Providing the research community with unique exascale computational power instruments to push quantum chemistry simulations a step further
Providing the research community with unique exascale computational power instruments to push quantum chemistry simulations a step further
Recently launched under the EU Horizon 2020 Research and Innovation Programme, the TREX is the new HPC Centre of Excellence for quantum chemistry. It tackles the great challenge of enhancing the tools available for the chemistry community to understand the fundamental properties of the matter.
1 October 2020
In recent years, the European Commission has seriously committed to the challenge, which also sees US and China competing, to build one of the first computers able to reach the computational power of 1 Exaflop (i.e. 1’000’000’000’000’000’000 or 1x1018 operations per second!), with the establishment of the EuroHPC initiative. This huge computational power will permit to perform simulations which are not affordable at the moment, challenge the limits of scalability of the applications but also enable ensemble simulations in a so-called high-throughput approach (for example, screening a huge number of drugs to quickly find the most effective ones). Naturally, such investments pose a series of questions, spamming from enabling massive parallelism to tackling with heterogeneous models of supercomputing architectures. In order to face these challenges, a huge and joint effort of domain scientists and computational experts is required. This rationale pushed the European Union to fund targeted Center of Excellences, each supporting a specific community. The European Center of Excellence in exascale computing TREX – Targeting Real chemical accuracy at the EXascale - falls under this remit and has officially started its activities on October 1st 2020.
TREX: Targeting Real Chemical accuracy at the EXascale
In quantum chemistry and materials science, it is really hard to achieve exascale scaling: a large amount of electronic structure applications is still struggling to get the most out of the computational power of current software, and a lot of effort is actually put in moving towards a class of problems able to take advantage of new machines and infrastructures in the exascale era. On the other hand, quantum Monte Carlo (QMC) approaches are intrinsically parallel and they are among the few methods in the field of quantum simulations that can fully exploit the massive parallelism of the upcoming exascale architectures. The marriage of these advanced methods with exascale will enable simulations at the nanoscale of unprecedented accuracy, targeting a fully consistent description of the quantum mechanical electron problem for very large systems.

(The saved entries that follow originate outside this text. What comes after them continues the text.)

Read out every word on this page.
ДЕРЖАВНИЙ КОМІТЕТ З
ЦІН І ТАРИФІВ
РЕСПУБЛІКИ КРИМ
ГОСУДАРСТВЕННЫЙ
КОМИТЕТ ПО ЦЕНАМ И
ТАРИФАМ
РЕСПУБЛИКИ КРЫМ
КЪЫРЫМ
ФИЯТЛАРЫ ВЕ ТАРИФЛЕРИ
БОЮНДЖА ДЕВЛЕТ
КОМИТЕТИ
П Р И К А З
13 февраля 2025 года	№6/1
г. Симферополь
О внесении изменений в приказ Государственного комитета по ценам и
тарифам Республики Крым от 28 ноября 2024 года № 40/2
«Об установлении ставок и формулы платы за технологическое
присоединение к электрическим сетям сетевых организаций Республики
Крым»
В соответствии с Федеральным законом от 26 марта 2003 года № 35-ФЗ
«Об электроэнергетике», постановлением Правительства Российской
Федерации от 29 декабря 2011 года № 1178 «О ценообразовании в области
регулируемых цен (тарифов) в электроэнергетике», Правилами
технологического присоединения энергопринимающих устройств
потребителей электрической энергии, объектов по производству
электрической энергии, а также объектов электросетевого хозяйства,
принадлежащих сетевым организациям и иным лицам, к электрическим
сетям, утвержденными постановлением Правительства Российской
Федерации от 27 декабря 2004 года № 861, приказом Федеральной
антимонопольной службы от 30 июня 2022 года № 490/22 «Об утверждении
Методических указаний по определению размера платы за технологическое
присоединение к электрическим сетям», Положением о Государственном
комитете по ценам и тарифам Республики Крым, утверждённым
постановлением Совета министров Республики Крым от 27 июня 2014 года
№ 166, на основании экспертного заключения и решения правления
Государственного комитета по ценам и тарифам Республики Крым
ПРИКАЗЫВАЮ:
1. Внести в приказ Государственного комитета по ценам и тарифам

The TREX Center of Excellence (CoE) aims at developing, promoting, and maintaining open source high-performance software solutions in the field of quantum chemistry, ready to take advantage of upcoming exascale architectures. TREX gathers European scientists, High Performance Computing (HPC) stakeholders, and SMEs working on quantum chemistry simulations of extreme accuracy in the framework of stochastic Quantum Monte Carlo (QMC) methods to develop software solutions that will greatly accelerate the diffusion in academia and industry of these unique computational instruments, which have so far largely been the privy of a specialized community.
This will permit to greatly enhance the tools available to the scientific community for the design of new materials and the understanding of the fundamental properties of matter.
About the Consortium
The TREX CoE project has officially been launched under the EU H2020-INFRAEDI-05-2020 plan funded by the European Commission GA 952165.
TREX Center of Excellence is a consortium of 12 partners, universities, research institutions, and SMEs from seven different European countries, namely:
- University of Twente (NL),
- Centre National de la Recherche Scientifique (Toulouse and Paris, FR),
- Scuola Internazionale Superiore di Studi Avanzati (Trieste, IT),
- CINECA (Bologna, IT),
- Jülich-Supercomputing Centre (DE),
- Max Planck Institute for Solid State Research in Stuttgart (DE),
- University of Versailles Saint Quentin-en-Yvelines (FR),
- Megware (DE),
- The Slovak University of Technology in Bratislava (SK),
- University of Vienna (AU),
- Lodz University of Technology (PL),
- TRUST-IT (IT).
The scientific core of the consortium is closely linked to two leading European HPC Centres, that is CINECA (IT) and Jülich-Supercomputing Centre (DE), and to Megware, an SME in the field of integration of HPC solutions. Finally, the partner TRUST-IT is an SME specialized in and responsible for the communication, stakeholder engagement, and outreach activities of TREX.